HAVE YOU EVER WONDERED about the types of individuals who own vintage ambulances and hearses. Why? Why would you want a vehicle associated with medical emergencies and/or death?
Craig Schuster of Faribault partially answered that question after he and wife Kathy pulled onto Central Avenue in their 1969 Cadillac ambulance during the recent Faribault Car Cruise Night. I practically pounced to get answers from the couple who are members of The Professional Car Society, Northland Chapter, and have also owned a hearse.
For Craig, the interest in ambulances stretches back to his youth. Growing up in Waseca during the 1950s and 1960s, he admired the ambulances driving through town on their way to Rochester.
“They just tripped my trigger,” says Craig. “I always said, ‘I’m going to work in, drive and own one.’”
And he did—all three. Craig is a casual EMT, plus a barber, although his wife laughs and admits that’s hard to believe given her husband’s long silver pony tail.
The couple’s attachment to ambulances, specifically the 1969 Cadillac, is assuredly one of devotion. They sold the Cadillac in 2006 after four years of ownership, then bought it back this spring. Why? Says Kathy: “We like it.”

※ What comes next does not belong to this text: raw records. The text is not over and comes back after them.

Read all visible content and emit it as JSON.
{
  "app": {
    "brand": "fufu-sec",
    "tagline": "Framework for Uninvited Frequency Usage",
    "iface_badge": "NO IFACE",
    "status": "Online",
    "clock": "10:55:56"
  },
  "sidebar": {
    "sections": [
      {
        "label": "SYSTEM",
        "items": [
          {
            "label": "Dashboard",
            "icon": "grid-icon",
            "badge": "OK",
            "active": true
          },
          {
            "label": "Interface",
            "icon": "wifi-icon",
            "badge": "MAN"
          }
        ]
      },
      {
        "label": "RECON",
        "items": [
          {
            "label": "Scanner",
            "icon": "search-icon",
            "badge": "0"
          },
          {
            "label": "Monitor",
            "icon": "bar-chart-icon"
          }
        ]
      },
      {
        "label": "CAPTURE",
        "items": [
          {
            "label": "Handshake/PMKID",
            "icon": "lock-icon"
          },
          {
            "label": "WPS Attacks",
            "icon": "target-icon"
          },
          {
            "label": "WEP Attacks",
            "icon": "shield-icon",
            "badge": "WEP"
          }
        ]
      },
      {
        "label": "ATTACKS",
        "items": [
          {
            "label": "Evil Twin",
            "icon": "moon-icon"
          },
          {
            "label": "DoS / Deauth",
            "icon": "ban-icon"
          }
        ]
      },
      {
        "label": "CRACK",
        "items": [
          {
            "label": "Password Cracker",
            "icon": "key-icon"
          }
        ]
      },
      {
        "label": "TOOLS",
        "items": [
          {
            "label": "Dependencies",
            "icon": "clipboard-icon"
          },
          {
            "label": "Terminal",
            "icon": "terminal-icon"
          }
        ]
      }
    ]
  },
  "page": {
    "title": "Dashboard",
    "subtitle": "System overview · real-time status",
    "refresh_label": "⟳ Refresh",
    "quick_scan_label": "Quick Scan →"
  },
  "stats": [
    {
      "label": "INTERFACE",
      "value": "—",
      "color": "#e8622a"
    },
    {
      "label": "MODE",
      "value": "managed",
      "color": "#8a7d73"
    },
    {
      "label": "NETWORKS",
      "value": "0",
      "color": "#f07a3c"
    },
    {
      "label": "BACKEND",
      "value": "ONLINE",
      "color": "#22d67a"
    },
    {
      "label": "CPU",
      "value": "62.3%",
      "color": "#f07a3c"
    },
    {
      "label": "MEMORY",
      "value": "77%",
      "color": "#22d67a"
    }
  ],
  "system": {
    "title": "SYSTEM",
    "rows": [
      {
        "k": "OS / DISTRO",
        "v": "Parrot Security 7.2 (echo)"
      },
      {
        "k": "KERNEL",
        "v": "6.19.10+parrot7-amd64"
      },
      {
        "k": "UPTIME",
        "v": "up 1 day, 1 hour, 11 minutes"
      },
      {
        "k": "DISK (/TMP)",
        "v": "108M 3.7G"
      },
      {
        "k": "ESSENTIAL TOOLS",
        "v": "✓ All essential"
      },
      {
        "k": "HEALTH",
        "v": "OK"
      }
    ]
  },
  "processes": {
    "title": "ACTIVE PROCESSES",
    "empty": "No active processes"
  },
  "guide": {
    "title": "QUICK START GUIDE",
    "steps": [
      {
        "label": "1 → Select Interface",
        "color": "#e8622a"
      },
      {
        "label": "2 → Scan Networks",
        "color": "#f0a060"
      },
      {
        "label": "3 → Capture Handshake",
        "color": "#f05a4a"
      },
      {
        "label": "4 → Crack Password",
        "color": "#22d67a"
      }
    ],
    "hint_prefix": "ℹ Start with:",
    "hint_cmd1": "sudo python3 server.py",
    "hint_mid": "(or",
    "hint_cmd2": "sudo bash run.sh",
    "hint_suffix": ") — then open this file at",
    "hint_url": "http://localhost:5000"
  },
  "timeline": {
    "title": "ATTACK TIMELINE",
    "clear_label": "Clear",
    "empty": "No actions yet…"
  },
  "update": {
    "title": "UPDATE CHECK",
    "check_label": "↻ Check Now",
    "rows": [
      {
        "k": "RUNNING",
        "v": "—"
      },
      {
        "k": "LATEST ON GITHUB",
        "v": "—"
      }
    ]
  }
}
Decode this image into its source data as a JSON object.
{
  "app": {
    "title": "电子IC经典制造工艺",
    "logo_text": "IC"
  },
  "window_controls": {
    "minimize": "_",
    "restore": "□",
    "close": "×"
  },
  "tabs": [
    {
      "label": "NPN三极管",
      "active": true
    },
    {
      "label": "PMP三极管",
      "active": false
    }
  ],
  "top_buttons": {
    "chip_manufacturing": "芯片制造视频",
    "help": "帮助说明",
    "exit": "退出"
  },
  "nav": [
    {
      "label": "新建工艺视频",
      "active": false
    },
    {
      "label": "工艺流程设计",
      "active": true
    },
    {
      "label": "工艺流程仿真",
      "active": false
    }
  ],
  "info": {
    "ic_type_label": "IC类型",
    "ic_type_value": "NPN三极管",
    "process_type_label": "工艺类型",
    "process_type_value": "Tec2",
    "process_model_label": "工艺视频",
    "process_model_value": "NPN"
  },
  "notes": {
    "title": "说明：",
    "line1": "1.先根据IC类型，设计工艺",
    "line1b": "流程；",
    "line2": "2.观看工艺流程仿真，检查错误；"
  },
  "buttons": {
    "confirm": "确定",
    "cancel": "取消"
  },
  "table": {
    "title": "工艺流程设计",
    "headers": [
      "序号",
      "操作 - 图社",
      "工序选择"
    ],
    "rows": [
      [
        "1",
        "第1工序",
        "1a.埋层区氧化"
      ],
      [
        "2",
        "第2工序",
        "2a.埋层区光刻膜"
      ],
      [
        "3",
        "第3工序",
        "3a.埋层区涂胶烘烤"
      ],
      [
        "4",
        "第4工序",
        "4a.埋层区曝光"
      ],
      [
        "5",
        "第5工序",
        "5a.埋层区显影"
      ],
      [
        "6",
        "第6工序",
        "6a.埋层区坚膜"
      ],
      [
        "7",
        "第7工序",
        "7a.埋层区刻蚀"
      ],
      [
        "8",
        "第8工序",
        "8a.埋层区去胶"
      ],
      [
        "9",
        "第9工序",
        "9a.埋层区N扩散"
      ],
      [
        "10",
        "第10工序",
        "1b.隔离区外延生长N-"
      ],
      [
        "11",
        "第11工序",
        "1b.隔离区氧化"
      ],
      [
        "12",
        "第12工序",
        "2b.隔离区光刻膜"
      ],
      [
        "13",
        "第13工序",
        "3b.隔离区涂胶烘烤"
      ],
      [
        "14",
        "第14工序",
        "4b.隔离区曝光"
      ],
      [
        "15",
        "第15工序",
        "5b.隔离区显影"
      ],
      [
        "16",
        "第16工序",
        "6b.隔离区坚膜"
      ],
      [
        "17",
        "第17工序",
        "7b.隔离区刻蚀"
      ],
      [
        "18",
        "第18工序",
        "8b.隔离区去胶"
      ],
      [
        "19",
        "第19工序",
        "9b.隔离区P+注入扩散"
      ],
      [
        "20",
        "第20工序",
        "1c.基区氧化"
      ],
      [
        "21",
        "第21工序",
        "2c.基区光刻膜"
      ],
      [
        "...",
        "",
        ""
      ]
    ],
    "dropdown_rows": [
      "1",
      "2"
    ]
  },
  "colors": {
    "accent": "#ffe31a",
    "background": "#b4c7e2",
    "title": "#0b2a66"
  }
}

Part of Craig’s affection for this particular ambulance likely comes from his belief (or perhaps more accurately, wishful thinking) that this could be the very same ambulance used in the 1977-1983 television drama CHiPS. His ambulance, he claims, is identical to the one seen in the show which features the adventures of two motorcycle-riding California highway patrolmen. I really remember only the handsome and macho Erik Estrada in his role as Frank “Ponch” Poncherello. The ambulance? What ambulance?
As Craig tells it, his 1969 Cadillac ambulance came from southern California and was on the verge of being crushed in a salvage yard when it was rescued and brought to Minnesota.
“I wish this thing could talk,” Craig says. “Maybe it would say, ‘Yes, I’m the one (from the ChiPS show).’”
Though Craig doesn’t know the detailed history of his ambulance, he can tell you about the patient he’s transporting. The man overdosed on bad acid at Woodstock, the 1969 music festival in New York which attracted more than half a million attendees and went down in music history.
Or if you prefer the truthful version, the mannequin comes from a Northfield barbershop and is placed in the front window during that community’s annual Defeat of Jesse James Days celebration in early September.
So there you go—one man’s fun with his vintage ambulance and the reason he owns it.